As mensagens obtidas por
investigadores da Operação Lava Jato no celular do ex-presidente da OAS José
Adelmário Pinheiro Filho, conhecido como Léo Pinheiro, mostram que os
executivos da empresa não só articulavam com políticos a obtenção de favores e
o apoio financeiro a candidatos, mas também faziam avaliações sobre a política
nacional. "Vai ser duro!!!! Haja Luma (Lula+Dilma)", sugeriu um dos
executivos da empresa sobre a vantagem do candidato ACM Neto (DEM) sobre o
petista Nelson Pelegrino, na campanha à prefeitura de Salvador em 2012. Dois
anos depois, executivos da empresa citavam a vitória de ACM Neto como um
indicativo de que "acabou o tempo de eleger 'poste'".
Diante do avanço da campanha do
atual prefeito da capital baiana, ACM Neto, o ex-presidente da OAS e o
ex-diretor da empreiteira Manuel Ribeiro Filho começaram a discutir por
mensagens as formas de salvar a campanha eleitoral de Pelegrino, a quem deram
apoio. "Dilma/ Lula/Militância ofensiva. São as únicas formas de
vencer", escreveu Ribeiro Filho. O apoio da empreiteira ao petista Nelson
Pelegrino, em 2012, foi intermediado pelo então governador da Bahia e hoje
ministro da Casa Civil, Jaques Wagner (PT), de acordo com os investigadores da
Lava Jato.
Nas mensagens, os executivos
discutiram propaganda na TV em que ACM Neto "desconstrói" Pelegrino.
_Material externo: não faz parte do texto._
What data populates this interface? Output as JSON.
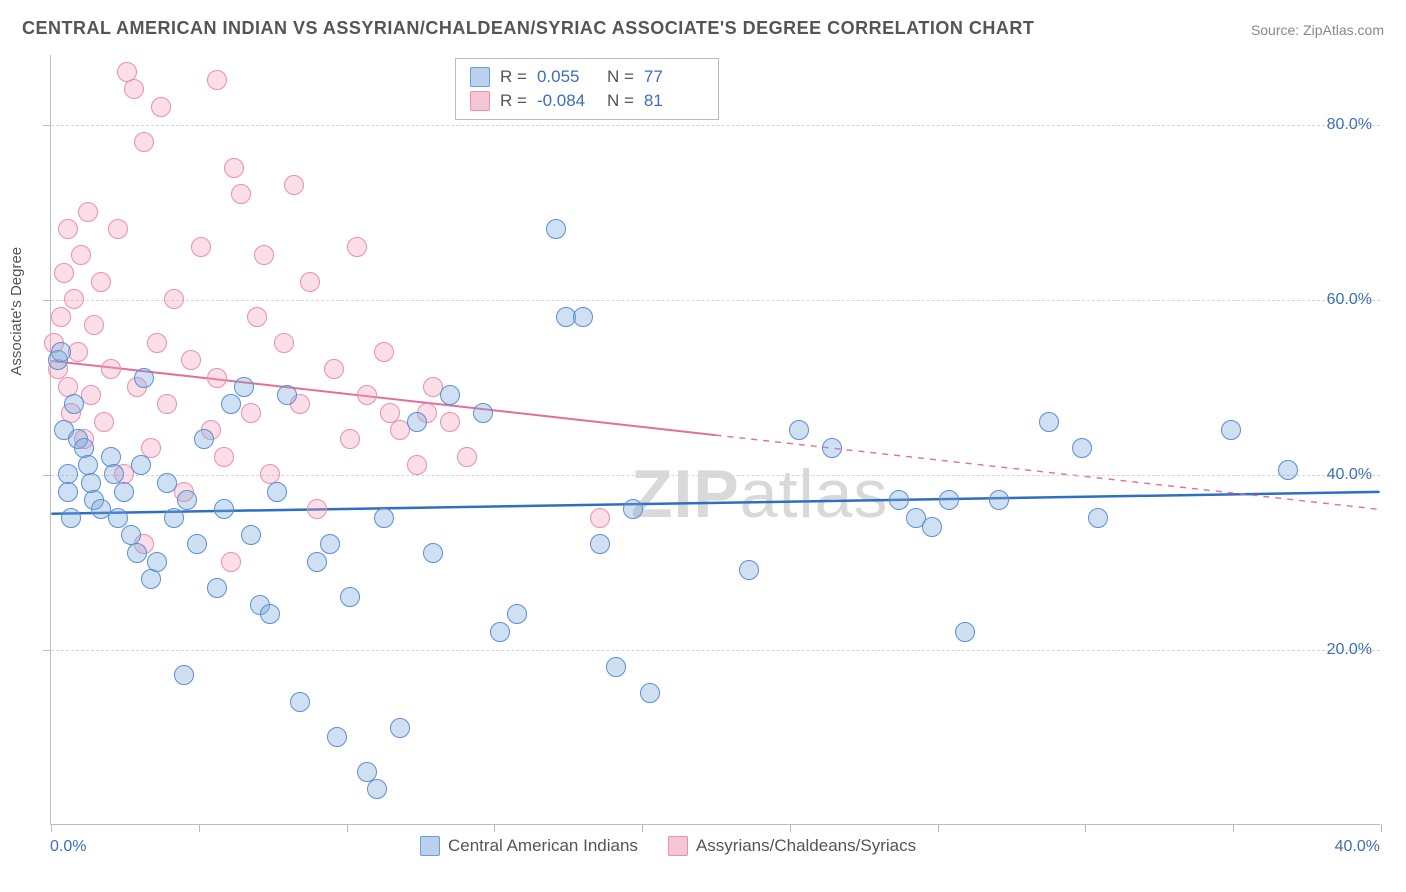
{
  "title": "CENTRAL AMERICAN INDIAN VS ASSYRIAN/CHALDEAN/SYRIAC ASSOCIATE'S DEGREE CORRELATION CHART",
  "source": "Source: ZipAtlas.com",
  "watermark_bold": "ZIP",
  "watermark_rest": "atlas",
  "y_axis_title": "Associate's Degree",
  "chart": {
    "type": "scatter",
    "background_color": "#ffffff",
    "grid_color": "#d5d5d5",
    "axis_color": "#bbbbbb",
    "xlim": [
      0,
      40
    ],
    "ylim": [
      0,
      88
    ],
    "x_min_label": "0.0%",
    "x_max_label": "40.0%",
    "y_ticks": [
      {
        "v": 20,
        "label": "20.0%"
      },
      {
        "v": 40,
        "label": "40.0%"
      },
      {
        "v": 60,
        "label": "60.0%"
      },
      {
        "v": 80,
        "label": "80.0%"
      }
    ],
    "x_tick_positions": [
      0,
      4.44,
      8.89,
      13.33,
      17.78,
      22.22,
      26.67,
      31.11,
      35.56,
      40
    ],
    "marker_radius": 10,
    "marker_border_width": 1.5,
    "series": [
      {
        "id": "blue",
        "label": "Central American Indians",
        "fill_color": "rgba(120,165,220,0.35)",
        "stroke_color": "#5a8fd6",
        "swatch_fill": "#b9d1ef",
        "swatch_border": "#6a9fd8",
        "r_value": "0.055",
        "n_value": "77",
        "trend": {
          "y_at_xmin": 35.5,
          "y_at_xmax": 38.0,
          "solid_to_x": 40,
          "color": "#2f6fc0",
          "width": 2.5
        },
        "points": [
          [
            0.2,
            53
          ],
          [
            0.3,
            54
          ],
          [
            0.4,
            45
          ],
          [
            0.5,
            40
          ],
          [
            0.5,
            38
          ],
          [
            0.6,
            35
          ],
          [
            0.7,
            48
          ],
          [
            0.8,
            44
          ],
          [
            1.0,
            43
          ],
          [
            1.1,
            41
          ],
          [
            1.2,
            39
          ],
          [
            1.3,
            37
          ],
          [
            1.5,
            36
          ],
          [
            1.8,
            42
          ],
          [
            1.9,
            40
          ],
          [
            2.0,
            35
          ],
          [
            2.2,
            38
          ],
          [
            2.4,
            33
          ],
          [
            2.6,
            31
          ],
          [
            2.7,
            41
          ],
          [
            2.8,
            51
          ],
          [
            3.0,
            28
          ],
          [
            3.2,
            30
          ],
          [
            3.5,
            39
          ],
          [
            3.7,
            35
          ],
          [
            4.0,
            17
          ],
          [
            4.1,
            37
          ],
          [
            4.4,
            32
          ],
          [
            4.6,
            44
          ],
          [
            5.0,
            27
          ],
          [
            5.2,
            36
          ],
          [
            5.4,
            48
          ],
          [
            5.8,
            50
          ],
          [
            6.0,
            33
          ],
          [
            6.3,
            25
          ],
          [
            6.6,
            24
          ],
          [
            6.8,
            38
          ],
          [
            7.1,
            49
          ],
          [
            7.5,
            14
          ],
          [
            8.0,
            30
          ],
          [
            8.4,
            32
          ],
          [
            8.6,
            10
          ],
          [
            9.0,
            26
          ],
          [
            9.5,
            6
          ],
          [
            9.8,
            4
          ],
          [
            10.0,
            35
          ],
          [
            10.5,
            11
          ],
          [
            11.0,
            46
          ],
          [
            11.5,
            31
          ],
          [
            12.0,
            49
          ],
          [
            13.0,
            47
          ],
          [
            13.5,
            22
          ],
          [
            14.0,
            24
          ],
          [
            15.2,
            68
          ],
          [
            15.5,
            58
          ],
          [
            16.0,
            58
          ],
          [
            16.5,
            32
          ],
          [
            17.0,
            18
          ],
          [
            17.5,
            36
          ],
          [
            18.0,
            15
          ],
          [
            21.0,
            29
          ],
          [
            22.5,
            45
          ],
          [
            23.5,
            43
          ],
          [
            25.5,
            37
          ],
          [
            26.0,
            35
          ],
          [
            26.5,
            34
          ],
          [
            27.0,
            37
          ],
          [
            27.5,
            22
          ],
          [
            28.5,
            37
          ],
          [
            30.0,
            46
          ],
          [
            31.0,
            43
          ],
          [
            31.5,
            35
          ],
          [
            35.5,
            45
          ],
          [
            37.2,
            40.5
          ]
        ]
      },
      {
        "id": "pink",
        "label": "Assyrians/Chaldeans/Syriacs",
        "fill_color": "rgba(244,160,185,0.35)",
        "stroke_color": "#ea8fae",
        "swatch_fill": "#f6c6d5",
        "swatch_border": "#ea8fae",
        "r_value": "-0.084",
        "n_value": "81",
        "trend": {
          "y_at_xmin": 53,
          "y_at_xmax": 36,
          "solid_to_x": 20,
          "color": "#e36f96",
          "width": 2
        },
        "points": [
          [
            0.1,
            55
          ],
          [
            0.2,
            52
          ],
          [
            0.3,
            58
          ],
          [
            0.4,
            63
          ],
          [
            0.5,
            50
          ],
          [
            0.5,
            68
          ],
          [
            0.6,
            47
          ],
          [
            0.7,
            60
          ],
          [
            0.8,
            54
          ],
          [
            0.9,
            65
          ],
          [
            1.0,
            44
          ],
          [
            1.1,
            70
          ],
          [
            1.2,
            49
          ],
          [
            1.3,
            57
          ],
          [
            1.5,
            62
          ],
          [
            1.6,
            46
          ],
          [
            1.8,
            52
          ],
          [
            2.0,
            68
          ],
          [
            2.2,
            40
          ],
          [
            2.3,
            86
          ],
          [
            2.5,
            84
          ],
          [
            2.6,
            50
          ],
          [
            2.8,
            78
          ],
          [
            2.8,
            32
          ],
          [
            3.0,
            43
          ],
          [
            3.2,
            55
          ],
          [
            3.3,
            82
          ],
          [
            3.5,
            48
          ],
          [
            3.7,
            60
          ],
          [
            4.0,
            38
          ],
          [
            4.2,
            53
          ],
          [
            4.5,
            66
          ],
          [
            4.8,
            45
          ],
          [
            5.0,
            85
          ],
          [
            5.0,
            51
          ],
          [
            5.2,
            42
          ],
          [
            5.4,
            30
          ],
          [
            5.5,
            75
          ],
          [
            5.7,
            72
          ],
          [
            6.0,
            47
          ],
          [
            6.2,
            58
          ],
          [
            6.4,
            65
          ],
          [
            6.6,
            40
          ],
          [
            7.0,
            55
          ],
          [
            7.3,
            73
          ],
          [
            7.5,
            48
          ],
          [
            7.8,
            62
          ],
          [
            8.0,
            36
          ],
          [
            8.5,
            52
          ],
          [
            9.0,
            44
          ],
          [
            9.2,
            66
          ],
          [
            9.5,
            49
          ],
          [
            10.0,
            54
          ],
          [
            10.2,
            47
          ],
          [
            10.5,
            45
          ],
          [
            11.0,
            41
          ],
          [
            11.3,
            47
          ],
          [
            11.5,
            50
          ],
          [
            12.0,
            46
          ],
          [
            12.5,
            42
          ],
          [
            16.5,
            35
          ]
        ]
      }
    ]
  },
  "legend_top": {
    "r_label": "R =",
    "n_label": "N ="
  }
}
"Só Lula e o Papa. Ainda bem que cheguei em Roma", escreve um número
supostamente ligado a Léo Pinheiro, em 19 de outubro de 2012, antes do segundo
turno eleitoral, a respeito de possível vitória do PT. "Leo: se não partir
para desconstruir (ACM) Neto, nem Javeh. Virou Onda. A propaganda está
inteligente. Neto não bate ou bate com elegância", respondeu o ex-diretor.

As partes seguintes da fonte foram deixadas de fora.